Todavía es objeto de pesquisa la larga travesía que el escritor emprendió en septiembre de 1940 a pie por los Pirineos, camino a territorio español, desde donde pretendía alcanzar Lisboa, y de ahí cruzar el Atlántico hasta los Estados Unidos, tierra de exilio de sus amigos Max Horkheimer y Teodoro Adorno. Consigo, una cartera de cuero que contenía la papelería destinada al Libro de los pasajes, su obra magna, aún en jirones. Al llegar a la frontera y mostrar sus documentos, a los virtuales refugiados se les hace saber que no les sería permitido entrar en territorio español, se les anuncia la inminente devolución a las autoridades francesas y con ello la deportación a los campos de trabajo y de exterminio nazi. Cerrado definitivamente el camino, Walter Benjamin ingerirá una sobredosis de morfina en un hotelucho en las cercanías de Port Bou. Antes, escribirá estas líneas a su amiga Henny Gurland:

En una situación sin salida, no tengo otra opción que terminar. En este pequeño pueblo en los Pirineos donde nadie me conoce mi vida acabará. Le ruego que transmita mis pensamientos a mi amigo Adorno y le explique la situación en la que me he encontrado. No me queda suficiente tiempo para escribir todas esas cartas que me hubiera gustado escribirle.

Se ha dicho incluso que el rechazo de la policía franquista en el puesto de la frontera no era más que una farsa, que detrás de todo se escondía la intención de cobrarles el acceso al país. Todo parecería indicar entonces que Benjamin no leyó entre líneas, que perdió el escalpelo con que había diseccionado ciertos engranajes de la sociedad pasada y del momento, que sucumbió al desespero.

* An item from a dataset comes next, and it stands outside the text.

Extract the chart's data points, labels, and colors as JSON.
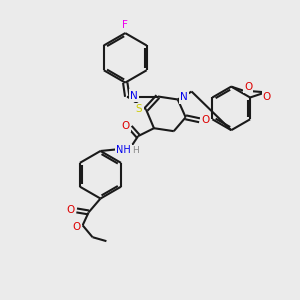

Tan dado al tema de la muerte como lo era, al ilustrar su idea del héroe moderno y el ritmo avasallante de la ciudad en Baudelaire, ya antes Benjamin había teorizado sobre el tópico de la muerte voluntaria:

Lo moderno tiene que estar en el signo del suicidio, sello de una voluntad heroica que noconcede nada a la actitud que le es hostil. El suicidio no es renuncia, sino pasión heroica. Es la conquista de lo moderno en el ámbito de las pasiones. (...) El suicidio pudo muy bien por tanto aparecer a los ojos de Baudelaire como la única acción heroica que les quedaba en los tiempos de la reacción a las multitudes maladives de las ciudades.


Luego, aún sobre el hombre y los reclamos de la ciudad moderna, Benjamin termina citando unas líneas de Paris vécu, de Leon Daudet:

Las aglomeraciones de hombres son amenazadoras... El hombre necesita del trabajo, cierto, pero también tiene otras necesidades... Entre otras tiene la del suicidio, que se afinca en él y en la sociedad que le forma; y es más fuerte que su instinto de conservación.

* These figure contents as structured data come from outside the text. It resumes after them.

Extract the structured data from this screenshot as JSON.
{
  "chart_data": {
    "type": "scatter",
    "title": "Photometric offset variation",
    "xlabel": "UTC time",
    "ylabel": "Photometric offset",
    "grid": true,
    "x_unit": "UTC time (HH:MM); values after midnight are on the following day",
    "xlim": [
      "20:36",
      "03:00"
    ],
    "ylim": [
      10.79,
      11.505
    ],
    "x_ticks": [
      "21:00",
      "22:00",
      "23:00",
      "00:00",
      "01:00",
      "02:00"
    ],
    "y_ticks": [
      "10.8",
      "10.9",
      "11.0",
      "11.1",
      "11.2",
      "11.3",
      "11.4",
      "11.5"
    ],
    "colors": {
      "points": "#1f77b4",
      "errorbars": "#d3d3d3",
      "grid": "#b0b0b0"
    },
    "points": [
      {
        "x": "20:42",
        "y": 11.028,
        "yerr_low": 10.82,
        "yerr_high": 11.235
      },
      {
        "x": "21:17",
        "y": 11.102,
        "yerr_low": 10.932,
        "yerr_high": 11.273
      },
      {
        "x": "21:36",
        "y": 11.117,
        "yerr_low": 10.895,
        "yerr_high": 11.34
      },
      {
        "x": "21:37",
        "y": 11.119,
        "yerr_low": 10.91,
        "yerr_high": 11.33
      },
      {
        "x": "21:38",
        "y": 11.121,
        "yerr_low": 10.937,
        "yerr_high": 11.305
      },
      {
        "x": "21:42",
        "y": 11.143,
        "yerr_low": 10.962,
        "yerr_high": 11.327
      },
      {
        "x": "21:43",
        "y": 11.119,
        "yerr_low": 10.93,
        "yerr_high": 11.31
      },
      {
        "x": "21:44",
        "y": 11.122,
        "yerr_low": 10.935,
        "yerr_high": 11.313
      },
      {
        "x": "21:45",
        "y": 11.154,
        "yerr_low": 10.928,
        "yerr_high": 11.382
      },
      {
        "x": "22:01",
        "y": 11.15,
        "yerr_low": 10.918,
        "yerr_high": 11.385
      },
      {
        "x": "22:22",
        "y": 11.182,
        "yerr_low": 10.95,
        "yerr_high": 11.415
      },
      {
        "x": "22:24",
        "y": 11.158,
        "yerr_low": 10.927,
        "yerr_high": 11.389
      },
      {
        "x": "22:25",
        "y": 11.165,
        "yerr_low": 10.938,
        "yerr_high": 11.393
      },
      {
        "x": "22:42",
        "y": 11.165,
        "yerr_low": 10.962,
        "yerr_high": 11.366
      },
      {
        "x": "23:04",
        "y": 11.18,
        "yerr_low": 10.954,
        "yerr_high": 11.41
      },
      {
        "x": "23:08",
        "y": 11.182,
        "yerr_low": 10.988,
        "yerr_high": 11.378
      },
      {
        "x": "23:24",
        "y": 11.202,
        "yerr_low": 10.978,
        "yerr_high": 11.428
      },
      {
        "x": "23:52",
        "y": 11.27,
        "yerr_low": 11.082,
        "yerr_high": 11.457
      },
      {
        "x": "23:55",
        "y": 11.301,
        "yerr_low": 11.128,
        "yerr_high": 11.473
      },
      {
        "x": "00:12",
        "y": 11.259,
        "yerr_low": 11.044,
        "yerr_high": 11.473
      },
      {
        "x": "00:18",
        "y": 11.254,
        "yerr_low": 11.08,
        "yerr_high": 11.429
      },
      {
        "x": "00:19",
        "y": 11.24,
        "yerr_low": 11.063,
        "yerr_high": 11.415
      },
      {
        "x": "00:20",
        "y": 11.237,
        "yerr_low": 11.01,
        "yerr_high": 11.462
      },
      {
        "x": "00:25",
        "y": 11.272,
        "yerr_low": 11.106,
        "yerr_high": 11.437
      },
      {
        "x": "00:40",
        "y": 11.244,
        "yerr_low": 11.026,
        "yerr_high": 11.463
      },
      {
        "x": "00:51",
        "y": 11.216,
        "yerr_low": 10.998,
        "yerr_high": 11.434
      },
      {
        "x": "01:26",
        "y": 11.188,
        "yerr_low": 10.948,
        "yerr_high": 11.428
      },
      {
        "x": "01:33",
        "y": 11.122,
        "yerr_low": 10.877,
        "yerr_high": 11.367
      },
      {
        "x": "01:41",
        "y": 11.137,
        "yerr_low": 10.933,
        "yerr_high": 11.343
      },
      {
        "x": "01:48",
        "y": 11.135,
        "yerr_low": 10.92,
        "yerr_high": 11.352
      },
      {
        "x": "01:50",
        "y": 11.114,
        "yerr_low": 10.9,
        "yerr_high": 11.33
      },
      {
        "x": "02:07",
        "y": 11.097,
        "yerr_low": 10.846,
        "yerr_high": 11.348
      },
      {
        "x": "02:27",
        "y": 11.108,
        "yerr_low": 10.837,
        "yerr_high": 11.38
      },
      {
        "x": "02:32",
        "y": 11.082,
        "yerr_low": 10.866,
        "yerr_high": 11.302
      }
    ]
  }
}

Pero poco tiene que ver aquí el suicidio de Walter Benjamin con los reclamos sociales, la imponente ciudad y esta otra heroicidad que la modernidad demanda. Por mucho que lo pretenda cierta posteridad necesitada de nuevos iconos ―ídolos de repuesto: Cioran en su diario en febrero de 1969―, esta seguirá siendo una muerte romántica y novelable, con el telón de fondo de un estado totalitario y un camino que se cierra; una muerte a la que le sobrevivieron varias versiones del suceso, algunos compañeros de circunstancia que al día siguiente lograron pasar la frontera, la legitimación de su deceso con el eufemismo de hemorragia cerebral, según el acta de defunción asentada en la municipalidad de Port Bou, así como la descripción policial de las pertenencias encontradas en su habitación: un reloj de hombre, una pipa, fotos, un par de espejuelos, cartas, una radiografía, algo de dinero y la cartera de cuero en la que conservaba sus manuscritos.

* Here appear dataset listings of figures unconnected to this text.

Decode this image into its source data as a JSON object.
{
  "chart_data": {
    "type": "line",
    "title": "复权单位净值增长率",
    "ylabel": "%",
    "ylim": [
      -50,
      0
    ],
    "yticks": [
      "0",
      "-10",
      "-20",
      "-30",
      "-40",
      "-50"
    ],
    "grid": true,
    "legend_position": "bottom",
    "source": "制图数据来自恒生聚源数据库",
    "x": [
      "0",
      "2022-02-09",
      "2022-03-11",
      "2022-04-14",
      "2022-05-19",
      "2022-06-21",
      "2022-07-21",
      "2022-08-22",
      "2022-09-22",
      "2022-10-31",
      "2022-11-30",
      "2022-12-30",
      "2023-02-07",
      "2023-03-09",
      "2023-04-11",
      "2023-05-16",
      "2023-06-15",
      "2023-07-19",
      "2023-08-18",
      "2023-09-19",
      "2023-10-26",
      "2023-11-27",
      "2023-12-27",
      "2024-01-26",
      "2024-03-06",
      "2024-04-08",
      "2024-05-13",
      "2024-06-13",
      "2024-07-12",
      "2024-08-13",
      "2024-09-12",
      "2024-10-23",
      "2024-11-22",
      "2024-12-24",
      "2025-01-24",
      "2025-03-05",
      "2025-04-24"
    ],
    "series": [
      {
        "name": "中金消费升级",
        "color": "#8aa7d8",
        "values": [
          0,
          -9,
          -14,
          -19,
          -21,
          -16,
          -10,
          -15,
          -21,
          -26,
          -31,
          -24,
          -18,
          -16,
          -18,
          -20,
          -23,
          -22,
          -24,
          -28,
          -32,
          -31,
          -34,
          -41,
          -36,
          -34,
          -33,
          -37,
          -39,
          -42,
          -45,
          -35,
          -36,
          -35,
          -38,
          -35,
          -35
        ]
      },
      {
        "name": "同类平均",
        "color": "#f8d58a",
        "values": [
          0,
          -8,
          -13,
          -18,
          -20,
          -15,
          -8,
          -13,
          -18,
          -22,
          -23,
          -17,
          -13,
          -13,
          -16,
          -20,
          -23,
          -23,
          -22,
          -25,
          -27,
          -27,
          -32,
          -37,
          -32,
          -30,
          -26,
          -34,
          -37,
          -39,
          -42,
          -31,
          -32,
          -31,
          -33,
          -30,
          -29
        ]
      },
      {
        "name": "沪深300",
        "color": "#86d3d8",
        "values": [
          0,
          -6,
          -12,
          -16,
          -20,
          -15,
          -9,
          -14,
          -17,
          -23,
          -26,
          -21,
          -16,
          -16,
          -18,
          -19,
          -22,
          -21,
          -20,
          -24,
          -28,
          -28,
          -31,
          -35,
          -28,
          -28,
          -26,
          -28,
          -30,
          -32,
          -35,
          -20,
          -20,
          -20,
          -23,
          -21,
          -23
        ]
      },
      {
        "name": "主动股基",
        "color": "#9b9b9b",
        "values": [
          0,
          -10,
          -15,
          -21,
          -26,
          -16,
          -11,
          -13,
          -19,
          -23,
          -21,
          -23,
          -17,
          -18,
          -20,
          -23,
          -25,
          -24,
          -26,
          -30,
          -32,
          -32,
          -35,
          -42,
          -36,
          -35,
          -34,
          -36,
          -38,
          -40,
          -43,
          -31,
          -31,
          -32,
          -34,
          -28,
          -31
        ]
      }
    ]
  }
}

Todo suicidio será ficcionable. La primera reacción de quien conoce de un suicidio cercano consiste en imaginar la escena, los detalles, el rictus del decidido medio minuto antes de acercar el arma o dejarse caer al vacío. Paul Celan se lanzó al Sena. El lunes pasado encontraron su cadáver ―anota Emil Cioran en su diario el 7 de mayo de 1970. Ficcionar será siempre nuestro primer gesto. Desconocemos, sin embargo, el margen nebuloso que separa al suicida de la última hoja de su diario.